Sarah Jaye Oliva

Postdoctoral Fellow

researcher

I am interested in earthquakes and volcanoes, mainly the mechanisms that drive earthquakes, fault-magma interactions, and tectonic processes along plate boundaries. I currently work with Dr. Michael Bostock in the Department of Earth, Ocean and Atmopsheric Sciences in University of British Columbia, as well as with Dr. Andrew Schaeffer of the Geological Survey of Canada. I use various seismological tools to study earthquakes along the Queen Charlotte Fault offshore British Columbia.

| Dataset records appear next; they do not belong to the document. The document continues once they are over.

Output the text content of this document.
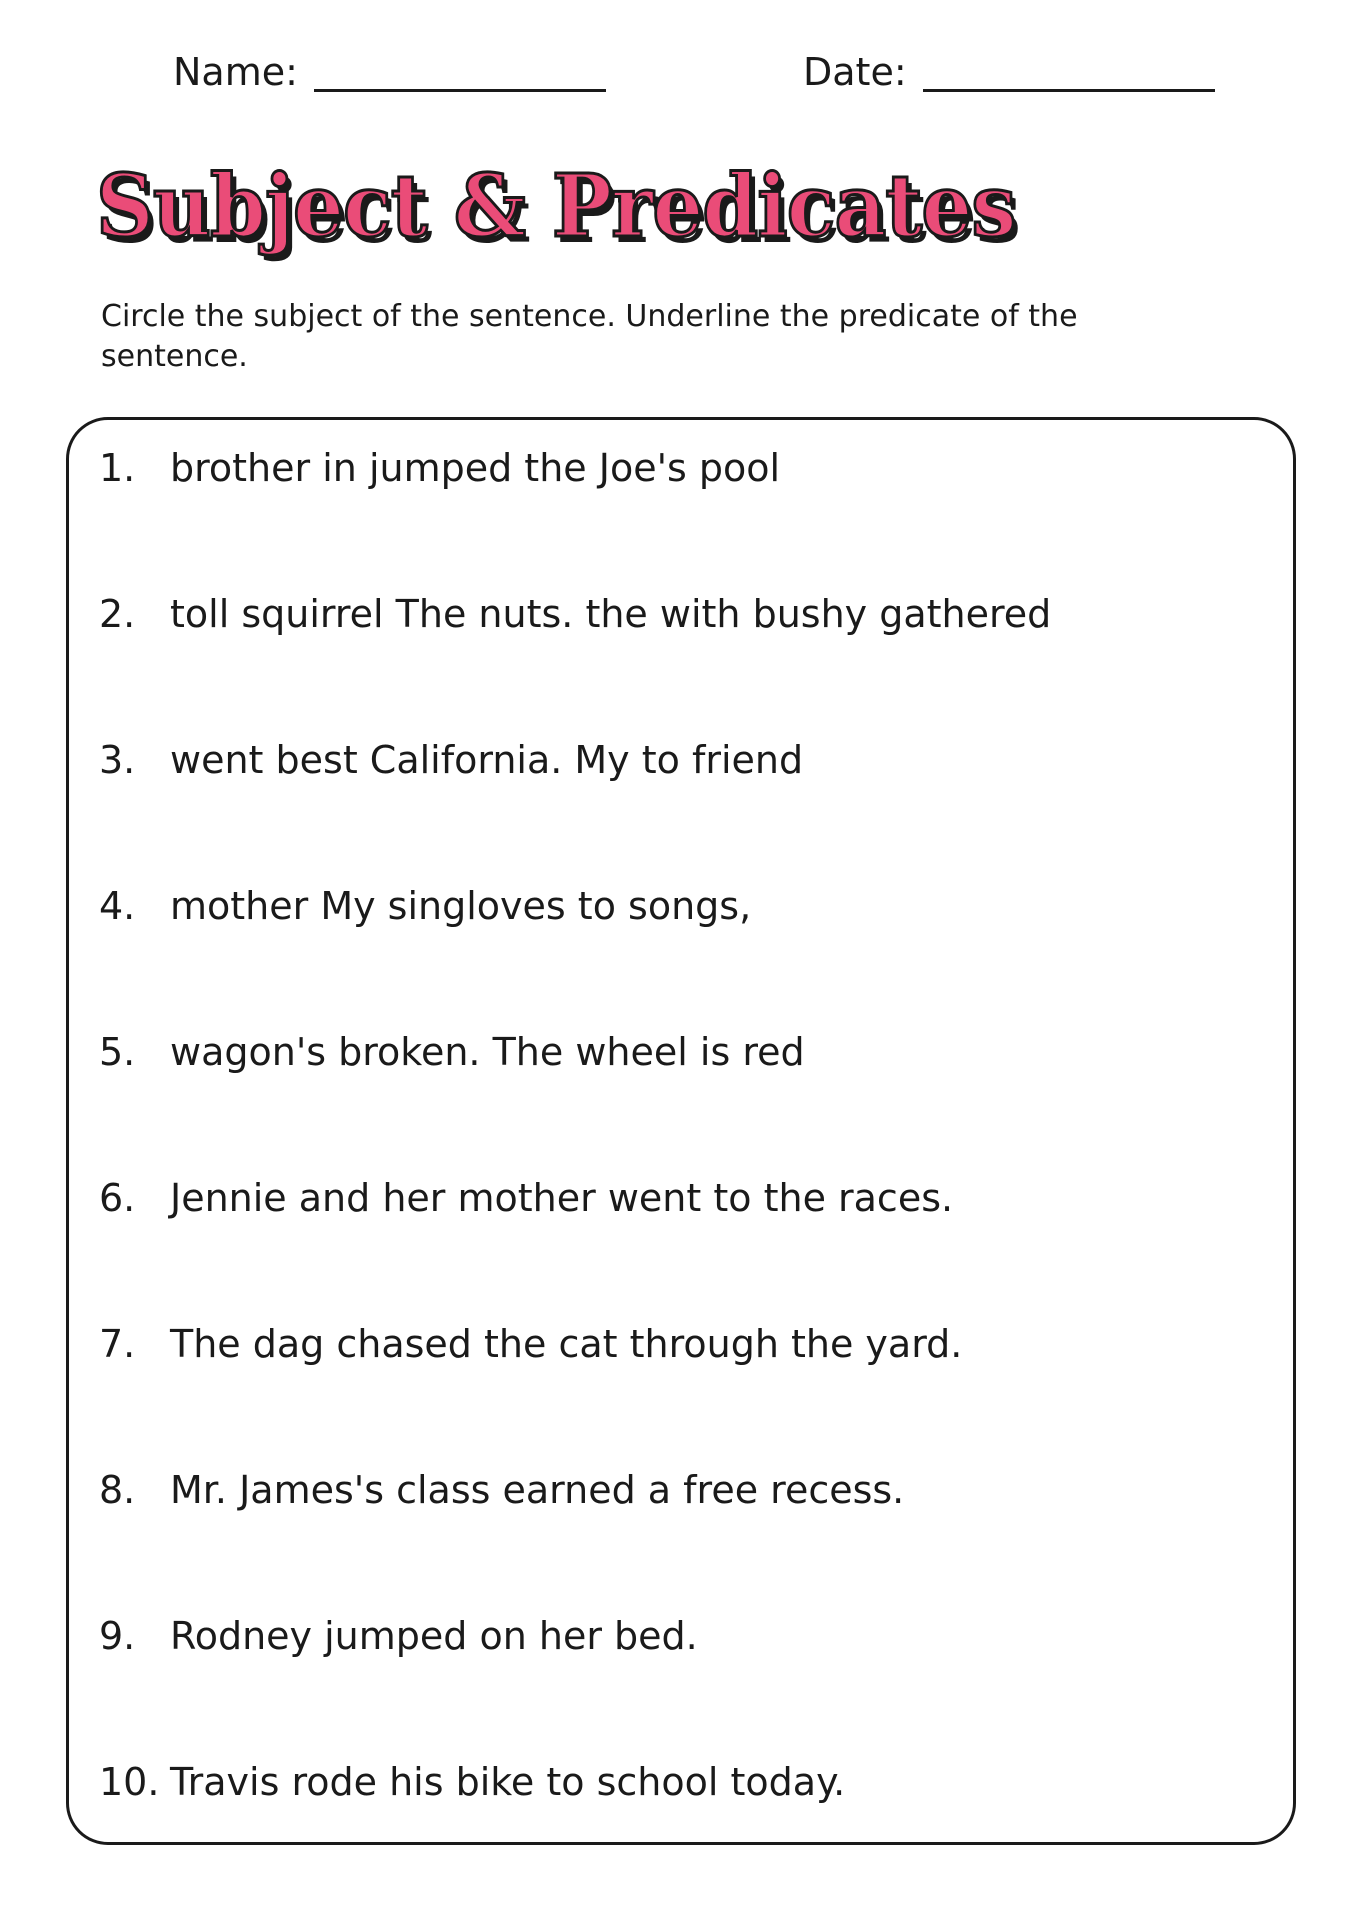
Name:	Date:
Subject & Predicates

Circle the subject of the sentence. Underline the predicate of the sentence.

1. brother in jumped the Joe's pool
2. toll squirrel The nuts. the with bushy gathered
3. went best California. My to friend
4. mother My singloves to songs,
5. wagon's broken. The wheel is red
6. Jennie and her mother went to the races.
7. The dag chased the cat through the yard.
8. Mr. James's class earned a free recess.
9. Rodney jumped on her bed.
10. Travis rode his bike to school today.
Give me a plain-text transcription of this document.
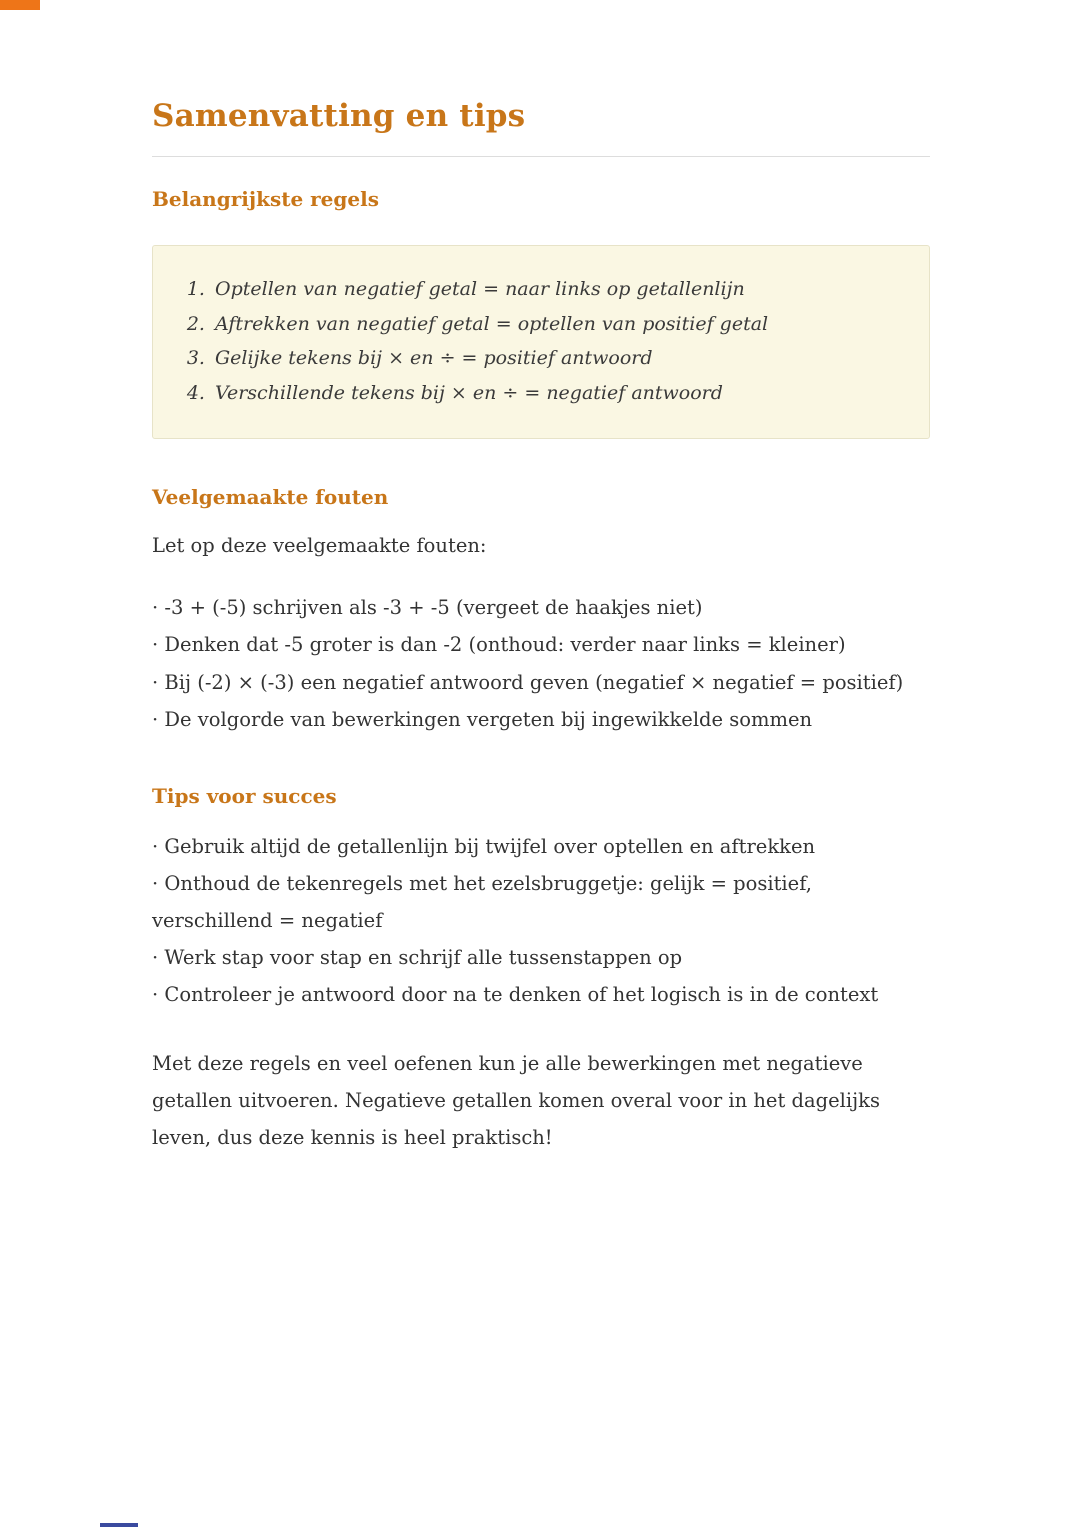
Samenvatting en tips
Belangrijkste regels
1. Optellen van negatief getal = naar links op getallenlijn
2. Aftrekken van negatief getal = optellen van positief getal
3. Gelijke tekens bij × en ÷ = positief antwoord
4. Verschillende tekens bij × en ÷ = negatief antwoord
Veelgemaakte fouten

Let op deze veelgemaakte fouten:

· -3 + (-5) schrijven als -3 + -5 (vergeet de haakjes niet)
· Denken dat -5 groter is dan -2 (onthoud: verder naar links = kleiner)
· Bij (-2) × (-3) een negatief antwoord geven (negatief × negatief = positief)
· De volgorde van bewerkingen vergeten bij ingewikkelde sommen
Tips voor succes
· Gebruik altijd de getallenlijn bij twijfel over optellen en aftrekken
· Onthoud de tekenregels met het ezelsbruggetje: gelijk = positief, verschillend = negatief
· Werk stap voor stap en schrijf alle tussenstappen op
· Controleer je antwoord door na te denken of het logisch is in de context

Met deze regels en veel oefenen kun je alle bewerkingen met negatieve getallen uitvoeren. Negatieve getallen komen overal voor in het dagelijks leven, dus deze kennis is heel praktisch!
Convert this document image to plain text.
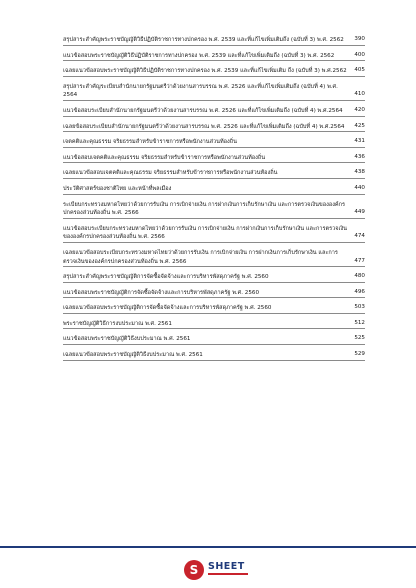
สรุปสาระสำคัญพระราชบัญญัติวิธีปฏิบัติราชการทางปกครอง พ.ศ. 2539 และที่แก้ไขเพิ่มเติมถึง (ฉบับที่ 3) พ.ศ. 2562	390
แนวข้อสอบพระราชบัญญัติวิธีปฏิบัติราชการทางปกครอง พ.ศ. 2539 และที่แก้ไขเพิ่มเติมถึง (ฉบับที่ 3) พ.ศ. 2562	400
เฉลยแนวข้อสอบพระราชบัญญัติวิธีปฏิบัติราชการทางปกครอง พ.ศ. 2539 และที่แก้ไขเพิ่มเติม ถึง (ฉบับที่ 3) พ.ศ.2562	405
สรุปสาระสำคัญระเบียบสำนักนายกรัฐมนตรีว่าด้วยงานสารบรรณ พ.ศ. 2526 และที่แก้ไขเพิ่มเติมถึง (ฉบับที่ 4) พ.ศ. 2564	410
แนวข้อสอบระเบียบสำนักนายกรัฐมนตรีว่าด้วยงานสารบรรณ พ.ศ. 2526 และที่แก้ไขเพิ่มเติมถึง (ฉบับที่ 4) พ.ศ.2564	420
เฉลยข้อสอบระเบียบสำนักนายกรัฐมนตรีว่าด้วยงานสารบรรณ พ.ศ. 2526 และที่แก้ไขเพิ่มเติมถึง (ฉบับที่ 4) พ.ศ.2564	425
เจตคติและคุณธรรม จริยธรรมสำหรับข้าราชการหรือพนักงานส่วนท้องถิ่น	431
แนวข้อสอบเจตคติและคุณธรรม จริยธรรมสำหรับข้าราชการหรือพนักงานส่วนท้องถิ่น	436
เฉลยแนวข้อสอบเจตคติและคุณธรรม จริยธรรมสำหรับข้าราชการหรือพนักงานส่วนท้องถิ่น	438
ประวัติศาสตร์ของชาติไทย และหน้าที่พลเมือง	440
ระเบียบกระทรวงมหาดไทยว่าด้วยการรับเงิน การเบิกจ่ายเงิน การฝากเงินการเก็บรักษาเงิน และการตรวจเงินขององค์กรปกครองส่วนท้องถิ่น พ.ศ. 2566	449
แนวข้อสอบระเบียบกระทรวงมหาดไทยว่าด้วยการรับเงิน การเบิกจ่ายเงิน การฝากเงินการเก็บรักษาเงิน และการตรวจเงินขององค์กรปกครองส่วนท้องถิ่น พ.ศ. 2566	474
เฉลยแนวข้อสอบระเบียบกระทรวงมหาดไทยว่าด้วยการรับเงิน การเบิกจ่ายเงิน การฝากเงินการเก็บรักษาเงิน และการตรวจเงินขององค์กรปกครองส่วนท้องถิ่น พ.ศ. 2566	477
สรุปสาระสำคัญพระราชบัญญัติการจัดซื้อจัดจ้างและการบริหารพัสดุภาครัฐ พ.ศ. 2560	480
แนวข้อสอบพระราชบัญญัติการจัดซื้อจัดจ้างและการบริหารพัสดุภาครัฐ พ.ศ. 2560	496
เฉลยแนวข้อสอบพระราชบัญญัติการจัดซื้อจัดจ้างและการบริหารพัสดุภาครัฐ พ.ศ. 2560	503
พระราชบัญญัติวิธีการงบประมาณ พ.ศ. 2561	512
แนวข้อสอบพระราชบัญญัติวิธีงบประมาณ พ.ศ. 2561	525
เฉลยแนวข้อสอบพระราชบัญญัติวิธีงบประมาณ พ.ศ. 2561	529
S SHEET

I previously worked in the Geophysics and Active Tectonics Research (GATR) group at Tulane University, using seismic waveform modelling and numerical stress modelling methods to understand how the East African rift system formed. I’ve also been studying the source mechanisms from the 2018 Sierra Negra eruption in the Galápagos. Analysis of the waves that accompany an earthquake can tell us of the mechanism that drove the earthquake—Is it simply slip on fault? A curved fault? Magmatic fluids?—which tells us about the geological processes occurring in an area, which then in turn, help inform hazards in that area. Stress modeling of surface and subsurface loads in the region help us identify locations and directions of preferred faulting and/or magmatism.